Fuimos hasta la salida. Mi padre me cargó a través del césped. Yo todavía
llevaba puesto un camisón del hospital. Mi padre llevaba mi ropa en una bolsa.
El viento me levantaba el camisón y podía ver mis rodillas peladas, sin vendar
y pintadas con mercuriocromo. Mi padre atravesó el césped casi corriendo.
-¡Cuando agarren a ese
hijo de puta -dijo- lo voy a demandar! ¡Le voy a sacar toda la plata que tenga!
¡Me va a mantener por el resto de mi vida! ¡Estoy harto de la maldita camioneta
de la leche! ¡Lechería el Estado dorado! ¡Estado dorado mi culo peludo!
Nos vamos a ir a los Mares del Sur. ¡Vamos a vivir comiendo cocos y ananá!
Abrió la puerta del coche
y me colocó en el asiento de adelante. Después se sentó al lado mío. Arrancó.
-¡Odio a los borrachos!
Mi padre era un borracho. Mis hermanos son unos borrachos. Los borrachos son débiles.

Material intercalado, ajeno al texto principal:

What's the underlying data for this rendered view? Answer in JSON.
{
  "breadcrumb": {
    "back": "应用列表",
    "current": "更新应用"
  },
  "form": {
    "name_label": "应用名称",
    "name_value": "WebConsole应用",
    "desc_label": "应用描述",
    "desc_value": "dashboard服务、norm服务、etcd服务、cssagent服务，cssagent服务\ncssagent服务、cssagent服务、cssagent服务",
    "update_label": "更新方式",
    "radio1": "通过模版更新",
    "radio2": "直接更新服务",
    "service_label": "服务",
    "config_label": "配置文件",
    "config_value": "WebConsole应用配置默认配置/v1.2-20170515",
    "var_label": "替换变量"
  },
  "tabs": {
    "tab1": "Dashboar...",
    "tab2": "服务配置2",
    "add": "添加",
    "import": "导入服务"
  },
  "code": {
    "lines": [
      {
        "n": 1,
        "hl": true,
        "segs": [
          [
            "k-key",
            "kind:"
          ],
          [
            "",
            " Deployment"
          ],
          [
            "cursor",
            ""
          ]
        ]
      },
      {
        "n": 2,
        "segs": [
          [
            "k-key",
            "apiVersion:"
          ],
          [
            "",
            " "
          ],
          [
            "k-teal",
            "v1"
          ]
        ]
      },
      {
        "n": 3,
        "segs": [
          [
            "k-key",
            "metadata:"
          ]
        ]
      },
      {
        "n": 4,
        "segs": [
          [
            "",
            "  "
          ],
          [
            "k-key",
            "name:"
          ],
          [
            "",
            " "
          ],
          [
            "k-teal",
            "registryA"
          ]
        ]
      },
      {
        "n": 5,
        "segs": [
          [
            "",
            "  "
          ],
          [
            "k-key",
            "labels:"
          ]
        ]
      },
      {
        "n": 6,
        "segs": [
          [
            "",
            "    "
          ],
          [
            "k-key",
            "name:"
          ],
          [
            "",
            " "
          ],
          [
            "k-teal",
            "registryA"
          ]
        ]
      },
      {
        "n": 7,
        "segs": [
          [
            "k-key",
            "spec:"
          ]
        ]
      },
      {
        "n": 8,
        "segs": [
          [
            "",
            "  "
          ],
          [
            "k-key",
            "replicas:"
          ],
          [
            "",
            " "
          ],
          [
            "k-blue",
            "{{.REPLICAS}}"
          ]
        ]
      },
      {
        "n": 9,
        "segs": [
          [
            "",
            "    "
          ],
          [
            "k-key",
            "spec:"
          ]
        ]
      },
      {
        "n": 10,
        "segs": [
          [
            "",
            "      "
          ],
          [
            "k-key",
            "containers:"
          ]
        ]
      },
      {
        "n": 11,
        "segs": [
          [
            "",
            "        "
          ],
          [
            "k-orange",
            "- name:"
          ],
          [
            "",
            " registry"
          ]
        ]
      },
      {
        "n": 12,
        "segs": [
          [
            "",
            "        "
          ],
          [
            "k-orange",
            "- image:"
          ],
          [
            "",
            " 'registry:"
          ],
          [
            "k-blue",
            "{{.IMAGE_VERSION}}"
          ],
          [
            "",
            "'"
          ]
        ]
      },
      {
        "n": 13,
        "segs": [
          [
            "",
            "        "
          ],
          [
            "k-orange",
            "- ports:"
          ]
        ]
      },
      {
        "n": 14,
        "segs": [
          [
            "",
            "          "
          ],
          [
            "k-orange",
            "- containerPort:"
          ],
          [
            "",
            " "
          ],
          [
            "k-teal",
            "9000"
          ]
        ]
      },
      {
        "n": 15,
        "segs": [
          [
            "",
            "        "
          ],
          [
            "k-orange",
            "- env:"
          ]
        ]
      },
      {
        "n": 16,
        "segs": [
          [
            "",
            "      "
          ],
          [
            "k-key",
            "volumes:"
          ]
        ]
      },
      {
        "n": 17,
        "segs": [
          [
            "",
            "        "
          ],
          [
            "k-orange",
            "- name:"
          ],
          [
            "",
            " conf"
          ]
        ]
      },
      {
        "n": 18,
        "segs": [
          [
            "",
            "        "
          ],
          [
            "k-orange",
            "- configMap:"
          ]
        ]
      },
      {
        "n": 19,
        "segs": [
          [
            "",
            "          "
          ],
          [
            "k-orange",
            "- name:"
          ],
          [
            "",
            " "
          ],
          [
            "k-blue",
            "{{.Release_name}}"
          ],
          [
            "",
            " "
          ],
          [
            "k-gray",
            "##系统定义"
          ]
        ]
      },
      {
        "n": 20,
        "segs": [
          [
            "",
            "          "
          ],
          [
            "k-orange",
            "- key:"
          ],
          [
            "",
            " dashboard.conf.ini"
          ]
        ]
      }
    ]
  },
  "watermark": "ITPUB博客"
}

Los borrachos son cobardes. ¡Y los borrachos que atropellan a la gente y
se escapan tendría que estar presos el resto de su vida!
Y me siguió hablando
durante el resto del camino:
-¿Sabés que en los Mares
del Sur los nativos viven en chozas de paja? Se levantan de mañana y la comida
les cae desde los árboles. Lo único que tienen que hacer es agarrarla y
comerla, cocos y ananás. ¡Y los nativos creen que los hombres blancos son
dioses! Pescan y asan jabalíes, y las muchachas bailas y llevan polleras de paja
y les masajean las orejas a los hombres. ¡Lechería el Estado dorado, mi culo
peludo!
Pero el sueño de mi padre
no se hizo realidad. Agarraron al hombre que me atropelló y lo llevaron preso.
Tenía mujer y tres hijos y estaba sin trabajo. Era un borracho insolvente.
Estuvo un tiempo en la cárcel, pero mi padre no lo demandó. “¡No podés sacarle
sangre a un nabo de mierda!”, decía.